What you should do if your work-related stress is long-term or chronic

1. Speak up

It can be quite difficult to ask for help, especially when you feel like you’re falling short. But if you know for sure there’s something happening at work that’s affecting your health, you have to speak up.

If you know for sure there’s something happening at work that’s affecting your mental health, you have to speak up.Click To Tweet

Ideally, you should talk to your manager, but if you feel like you can’t speak to your direct manager or your department manager at first, you can talk to a coworker you trust. But following that, you have to tell the person who has the authority to change things that can help you.

2. Ask for what you need

Once you’ve communicated the cause of your stress to the right person, ask for what you need to solve the problem. You can ask for any of the following:

  • Your requirements and deadlines to be revisited: If you think what’s being asked of you or the time you’re asked to complete it in is unrealistic or undoable, ask for them to be revisited.
  • A salary boost: If you think you’re not being compensated fairly for the amount or quality of work you’re doing, you need to say something about it. And make sure you’re specific about the amount you want to increase.
  • A lighter workload: If you think you have an overwhelming amount of work to do and you cannot handle it even after you’ve prioritized your tasks and managed your time, you should communicate that you need a lighter workload to be able to perform better.
  • More growth and advancement opportunities: If you feel like you’re stuck in a rut and you’re not learning anything new in your current job, ask for responsibilities that allow you to grow and achieve your career goals.
  • Clearer work expectations: If no one is communicating what’s expected of you at work, you deserve to know and you have the right to ask for it.
  • Better communication: If your projects constantly suffer from a web of miscommunication and misalignment within your team or across different teams, say something about it.

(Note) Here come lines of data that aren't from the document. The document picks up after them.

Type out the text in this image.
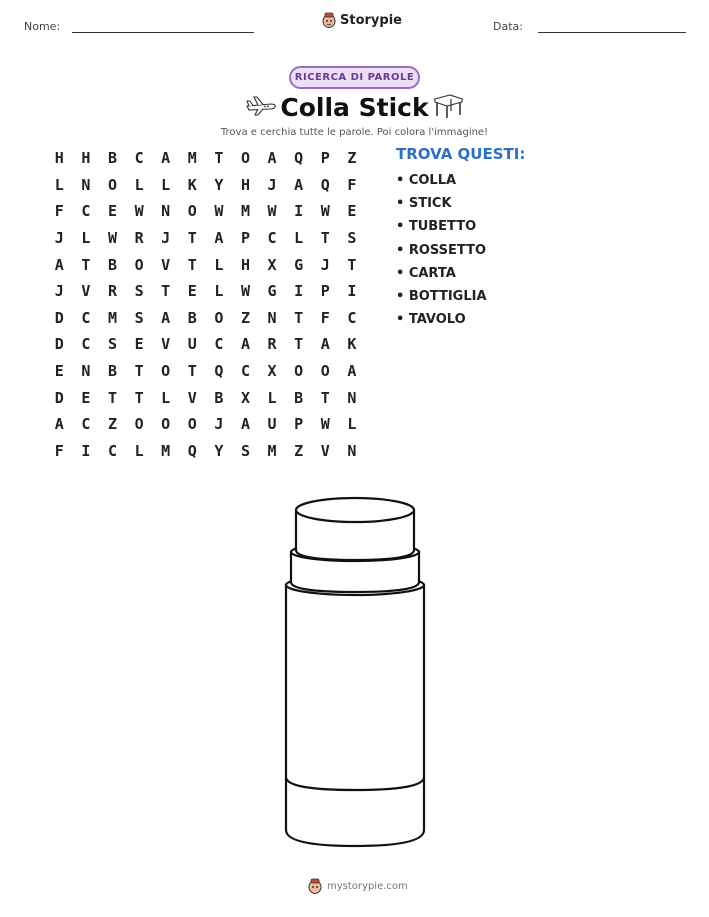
Nome:	Storypie	Data:
RICERCA DI PAROLE
Colla Stick
Trova e cerchia tutte le parole. Poi colora l'immagine!
H	H	B	C	A	M	T	O	A	Q	P	Z
L	N	O	L	L	K	Y	H	J	A	Q	F
F	C	E	W	N	O	W	M	W	I	W	E
J	L	W	R	J	T	A	P	C	L	T	S
A	T	B	O	V	T	L	H	X	G	J	T
J	V	R	S	T	E	L	W	G	I	P	I
D	C	M	S	A	B	O	Z	N	T	F	C
D	C	S	E	V	U	C	A	R	T	A	K
E	N	B	T	O	T	Q	C	X	O	O	A
D	E	T	T	L	V	B	X	L	B	T	N
A	C	Z	O	O	O	J	A	U	P	W	L
F	I	C	L	M	Q	Y	S	M	Z	V	N
TROVA QUESTI:
• COLLA
• STICK
• TUBETTO
• ROSSETTO
• CARTA
• BOTTIGLIA
• TAVOLO
mystorypie.com
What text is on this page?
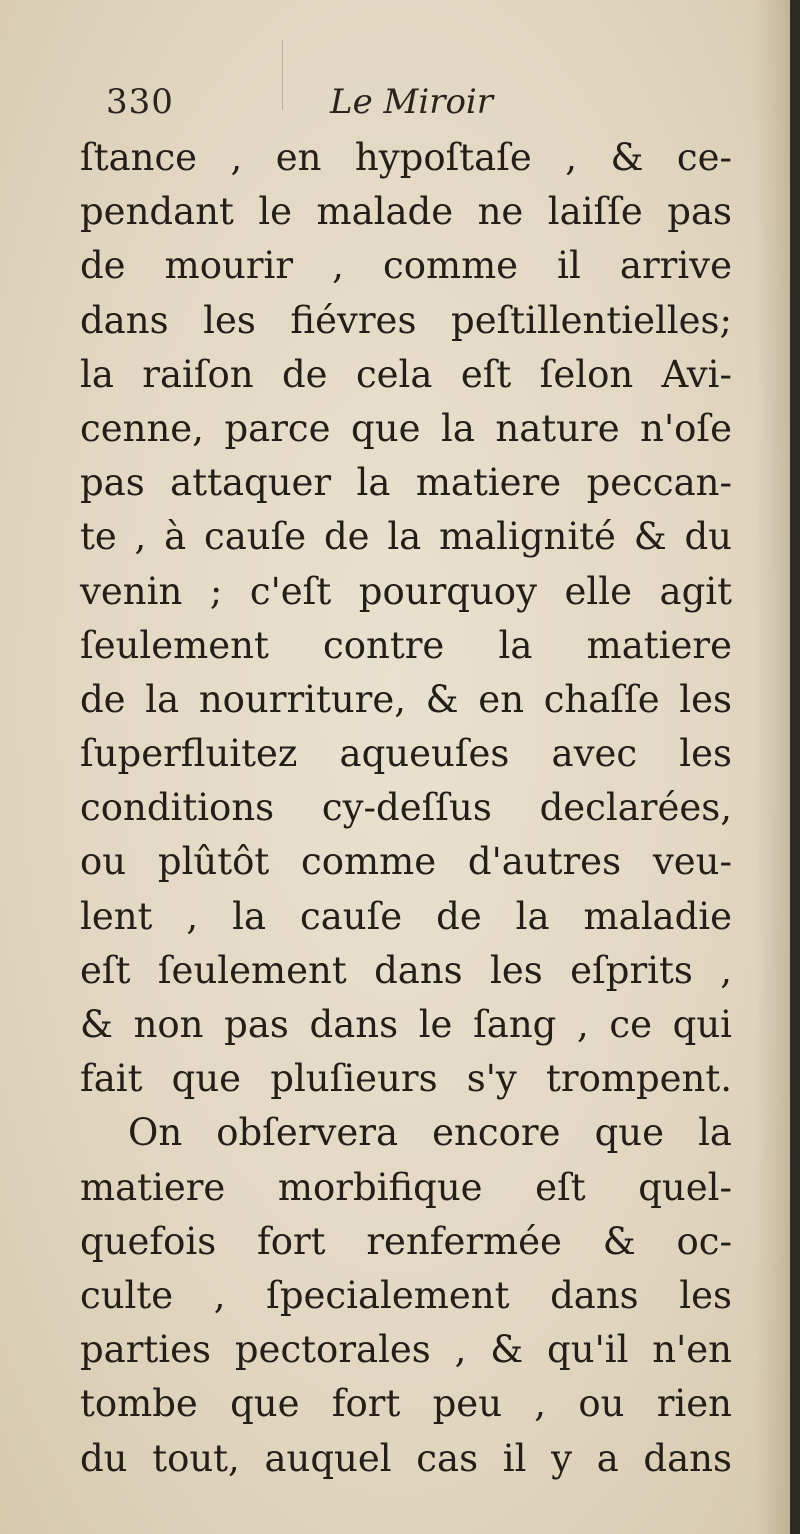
330	Le Miroir
ſtance , en hypoſtaſe , & ce-
pendant le malade ne laiſſe pas
de mourir , comme il arrive
dans les fiévres peſtillentielles;
la raiſon de cela eſt ſelon Avi-
cenne, parce que la nature n'oſe
pas attaquer la matiere peccan-
te , à cauſe de la malignité & du
venin ; c'eſt pourquoy elle agit
ſeulement contre la matiere
de la nourriture, & en chaſſe les
ſuperfluitez aqueuſes avec les
conditions cy-deſſus declarées,
ou plûtôt comme d'autres veu-
lent , la cauſe de la maladie
eſt ſeulement dans les eſprits ,
& non pas dans le ſang , ce qui
fait que pluſieurs s'y trompent.
On obſervera encore que la
matiere morbifique eſt quel-
quefois fort renfermée & oc-
culte , ſpecialement dans les
parties pectorales , & qu'il n'en
tombe que fort peu , ou rien
du tout, auquel cas il y a dans
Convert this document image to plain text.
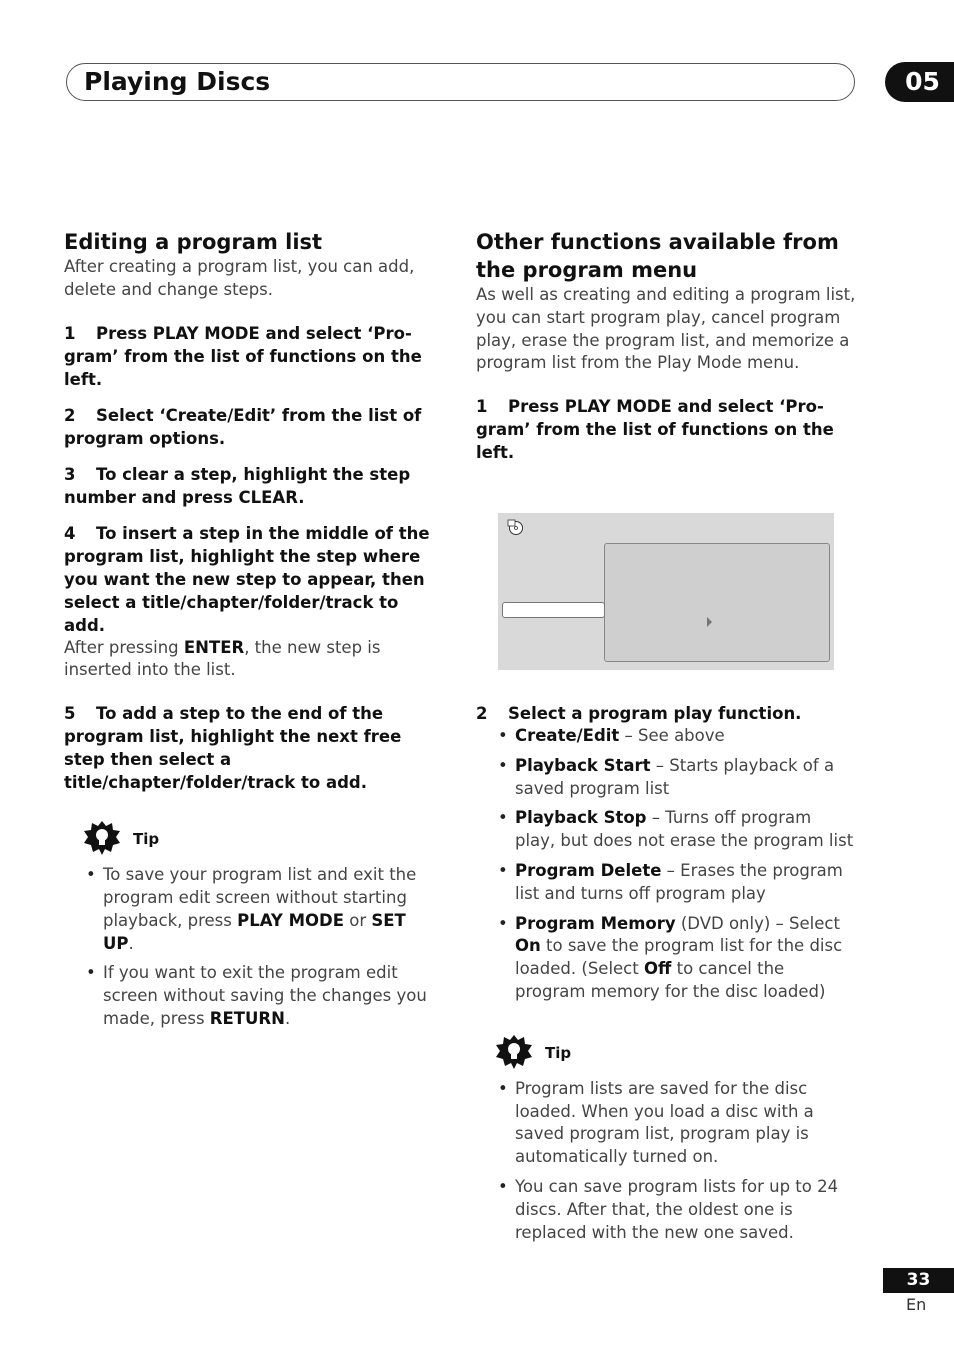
Playing Discs	05
Editing a program list
After creating a program list, you can add, delete and change steps.
1 Press PLAY MODE and select ‘Pro-gram’ from the list of functions on the left.
2 Select ‘Create/Edit’ from the list of program options.
3 To clear a step, highlight the step number and press CLEAR.
4 To insert a step in the middle of the program list, highlight the step where you want the new step to appear, then select a title/chapter/folder/track to add.
After pressing ENTER, the new step is inserted into the list.
5 To add a step to the end of the program list, highlight the next free step then select a title/chapter/folder/track to add.
Tip
• To save your program list and exit the program edit screen without starting playback, press PLAY MODE or SET UP.
• If you want to exit the program edit screen without saving the changes you made, press RETURN.
Other functions available from the program menu
As well as creating and editing a program list, you can start program play, cancel program play, erase the program list, and memorize a program list from the Play Mode menu.
1 Press PLAY MODE and select ‘Pro-gram’ from the list of functions on the left.
2 Select a program play function.
• Create/Edit – See above
• Playback Start – Starts playback of a saved program list
• Playback Stop – Turns off program play, but does not erase the program list
• Program Delete – Erases the program list and turns off program play
• Program Memory (DVD only) – Select On to save the program list for the disc loaded. (Select Off to cancel the program memory for the disc loaded)
Tip
• Program lists are saved for the disc loaded. When you load a disc with a saved program list, program play is automatically turned on.
• You can save program lists for up to 24 discs. After that, the oldest one is replaced with the new one saved.
33
En
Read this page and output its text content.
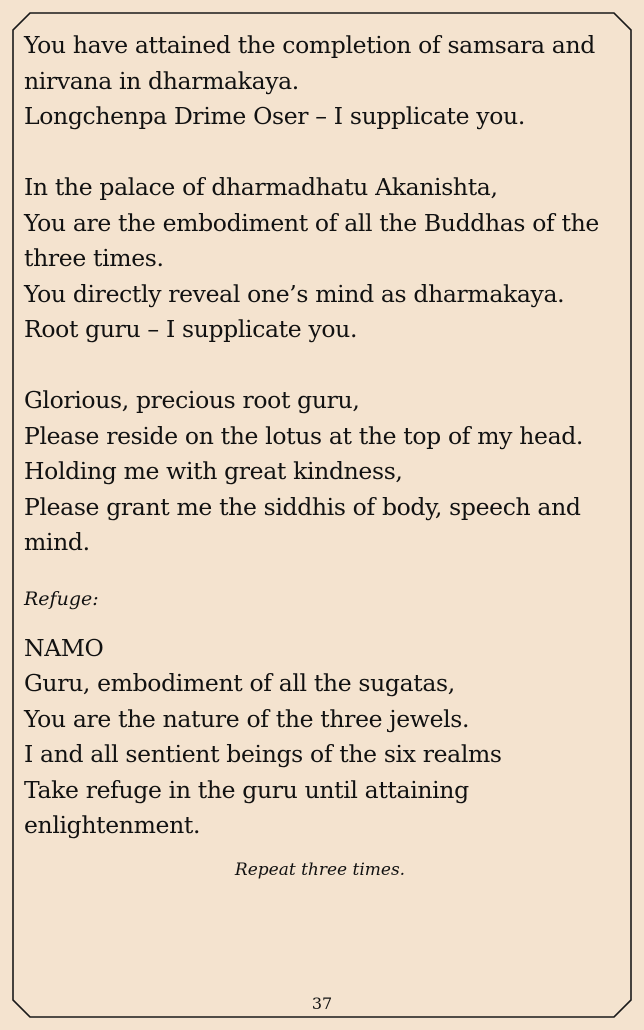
You have attained the completion of samsara and
nirvana in dharmakaya.
Longchenpa Drime Oser – I supplicate you.
In the palace of dharmadhatu Akanishta,
You are the embodiment of all the Buddhas of the
three times.
You directly reveal one’s mind as dharmakaya.
Root guru – I supplicate you.
Glorious, precious root guru,
Please reside on the lotus at the top of my head.
Holding me with great kindness,
Please grant me the siddhis of body, speech and
mind.
Refuge:
NAMO
Guru, embodiment of all the sugatas,
You are the nature of the three jewels.
I and all sentient beings of the six realms
Take refuge in the guru until attaining
enlightenment.
Repeat three times.
37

  3. Establish healthy boundaries

After resolving your problem, establishing work-life balance boundaries will go a long way in limiting the chances of your stressors recurring. This is what you can do:

  • Allocate definitive time periods for work: Make sure you’re not overworking yourself or letting your work bleed into your personal life by allocating periods of time for work and periods of time for self-care and personal relationships.
  • Learn to say “no”: When it comes to taking on projects and tasks, you have the right to say no. Only accept the amount of work you know you’ll be able to handle without it negatively affecting your mental health.

It’s important to emphasize that speaking up about work-related stress is not a sign of weakness. It doesn’t mean you’re a failure and it doesn’t mean you’re incompetent. It means you’re strong enough to recognize a problem that’s negatively affecting your life, address it, and make an effort to solve it.